Wouldn't time be better served for our children if we took care of the ones that are already here? If these people are pro-life why not advocate for the lives of children that are in need now? Perhaps some are, but obviously not enough. As activists raising awareness for their cause, that of life for unborn babies, life is not just being born it is the years that follow.  We are failing miserably at it here.

I am not just an adoption activism, I am an advocate for children. I vote, I donate when and where I can, I have volunteered with school programs, I have been teacher and child care administrator, and I speak up for the children that are here, and those who have no voices yet. These children will be our future if first, we give them a fighting chance.  So really, in truth, I am "Pro-Life".
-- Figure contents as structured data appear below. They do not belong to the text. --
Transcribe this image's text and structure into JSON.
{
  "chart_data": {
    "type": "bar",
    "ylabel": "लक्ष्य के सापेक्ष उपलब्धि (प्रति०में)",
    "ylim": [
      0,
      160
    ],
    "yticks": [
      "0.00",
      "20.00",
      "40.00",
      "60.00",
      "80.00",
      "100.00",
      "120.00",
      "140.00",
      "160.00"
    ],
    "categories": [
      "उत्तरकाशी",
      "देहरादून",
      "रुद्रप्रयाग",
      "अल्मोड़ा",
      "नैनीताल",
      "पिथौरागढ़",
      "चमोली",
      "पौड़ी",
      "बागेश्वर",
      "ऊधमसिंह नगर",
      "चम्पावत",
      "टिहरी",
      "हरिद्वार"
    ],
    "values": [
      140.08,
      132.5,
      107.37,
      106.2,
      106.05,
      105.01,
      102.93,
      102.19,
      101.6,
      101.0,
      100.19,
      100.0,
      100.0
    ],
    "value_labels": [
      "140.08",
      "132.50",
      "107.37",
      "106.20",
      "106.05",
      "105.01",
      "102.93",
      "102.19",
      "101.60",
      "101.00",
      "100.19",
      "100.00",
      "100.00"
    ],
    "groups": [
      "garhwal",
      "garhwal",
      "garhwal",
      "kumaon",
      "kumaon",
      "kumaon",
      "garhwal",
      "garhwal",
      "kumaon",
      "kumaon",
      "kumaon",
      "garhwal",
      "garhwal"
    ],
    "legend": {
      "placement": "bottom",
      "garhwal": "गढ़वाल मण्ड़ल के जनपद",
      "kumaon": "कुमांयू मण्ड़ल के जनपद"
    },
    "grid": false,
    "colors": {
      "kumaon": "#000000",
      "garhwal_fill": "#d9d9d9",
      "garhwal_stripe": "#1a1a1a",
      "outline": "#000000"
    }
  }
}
  1. If just a little of that money were put into helping little families get a decent start and educating young parents, there would be fewer children in foster care and fewer adoptions. We have really allowed the tail to wag the dog too long in our country. Mothers are maligned and their children are merchandise for the self-entitled and people wonder why we are pro-choice?

  2. You can't argue with the truth.

  3. Exactly Robin and we need to continue to educate people on the wrong that is separating, destroying, and not helping famlies stay together if possible. And, to stop the adoption industry that thrives on the pro-life movement to provide them with the commodity they need...babies.